Based on the restatement, the company’s net income for the second quarter is now $226.6 million or 82 cents per share, down from the previously reported net income of $232.5 million or 85 cents per share.
Although Genzyme has commenced manufacturing activities at the Allston, Boston manufacturing facility, new batches of Cerezyme and Fabrazyme, which are major contributors to Genzyme’s top-line, will not be available until November-December. As a reminder, the Allston facility had been shut down temporarily in June 2009 due to contamination issues.
The temporary shutdown of the Allston facility is a major setback for the company — we believe the impact of the shutdown will drag down the company’s performance in the second half of 2009. In fact, Genzyme announced that it now expects to post earnings towards the lower end of its previously issued guidance of $2.35 to $2.90 per share on revenues of $4.6 billion to $5 billion. Revenues are also expected to come in towards the lower end of the guidance range.
Genzyme could take an additional charge of $2.7 million if it decides to discard the remaining 20% of work-in-process material for Cerezyme. An additional $3.1 million could be written off if the regulatory authorities do not allow the company to release two lots of Cerezyme that were finished before the plant was shut down.
Meanwhile, a potential competitor, Shire plc (SHPGY) announced that the FDA has accepted its treatment protocol for velaglucerase alfa, which means that the drug will be available for the treatment of Gaucher patients prior to its commercialization.

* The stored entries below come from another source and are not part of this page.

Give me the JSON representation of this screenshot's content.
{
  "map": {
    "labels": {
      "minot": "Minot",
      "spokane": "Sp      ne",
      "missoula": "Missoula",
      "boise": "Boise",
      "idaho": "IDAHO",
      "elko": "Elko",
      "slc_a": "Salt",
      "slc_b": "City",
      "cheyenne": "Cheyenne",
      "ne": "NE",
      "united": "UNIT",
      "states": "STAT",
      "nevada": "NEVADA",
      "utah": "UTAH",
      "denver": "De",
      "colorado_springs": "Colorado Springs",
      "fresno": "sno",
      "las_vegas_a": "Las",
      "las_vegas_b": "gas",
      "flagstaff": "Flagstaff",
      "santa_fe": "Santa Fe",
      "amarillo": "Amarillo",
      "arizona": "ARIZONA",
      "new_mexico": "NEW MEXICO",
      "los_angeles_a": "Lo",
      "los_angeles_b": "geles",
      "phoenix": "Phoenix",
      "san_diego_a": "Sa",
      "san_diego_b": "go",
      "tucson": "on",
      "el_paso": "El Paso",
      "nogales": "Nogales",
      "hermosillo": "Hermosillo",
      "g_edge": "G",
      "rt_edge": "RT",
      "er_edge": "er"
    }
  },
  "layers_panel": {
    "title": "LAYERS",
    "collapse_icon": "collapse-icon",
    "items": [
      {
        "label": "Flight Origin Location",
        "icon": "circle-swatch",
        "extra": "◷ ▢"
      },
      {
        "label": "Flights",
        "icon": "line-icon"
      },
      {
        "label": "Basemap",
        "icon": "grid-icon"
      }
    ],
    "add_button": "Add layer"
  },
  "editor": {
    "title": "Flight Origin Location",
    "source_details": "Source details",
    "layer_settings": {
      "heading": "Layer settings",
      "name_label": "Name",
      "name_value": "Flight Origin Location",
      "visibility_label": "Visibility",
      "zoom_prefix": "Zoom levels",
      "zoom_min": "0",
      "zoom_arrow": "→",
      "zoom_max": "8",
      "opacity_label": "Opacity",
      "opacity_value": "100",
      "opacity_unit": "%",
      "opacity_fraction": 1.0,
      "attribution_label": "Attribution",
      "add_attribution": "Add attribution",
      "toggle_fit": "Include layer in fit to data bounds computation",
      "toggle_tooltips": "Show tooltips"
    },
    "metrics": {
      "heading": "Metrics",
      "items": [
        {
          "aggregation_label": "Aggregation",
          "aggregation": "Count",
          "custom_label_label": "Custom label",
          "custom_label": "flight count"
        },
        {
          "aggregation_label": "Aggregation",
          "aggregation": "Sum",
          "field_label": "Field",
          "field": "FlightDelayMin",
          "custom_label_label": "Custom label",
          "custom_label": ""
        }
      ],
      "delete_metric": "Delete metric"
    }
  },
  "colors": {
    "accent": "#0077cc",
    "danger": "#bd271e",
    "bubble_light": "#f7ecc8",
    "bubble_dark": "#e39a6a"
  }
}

Shire will initially provide the treatment free of cost to patients. We believe the availability of velaglucerase alfa could lead to some erosion in Cerezyme’s patient base.
We expect investor focus to remain on the resolution of the manufacturing issues at Allston and the resumption of supply of key products, Cerezyme and Fabrazyme. We believe the stock will remain under pressure until the resolution of these issues. We currently have an Underperform rating on Genzyme.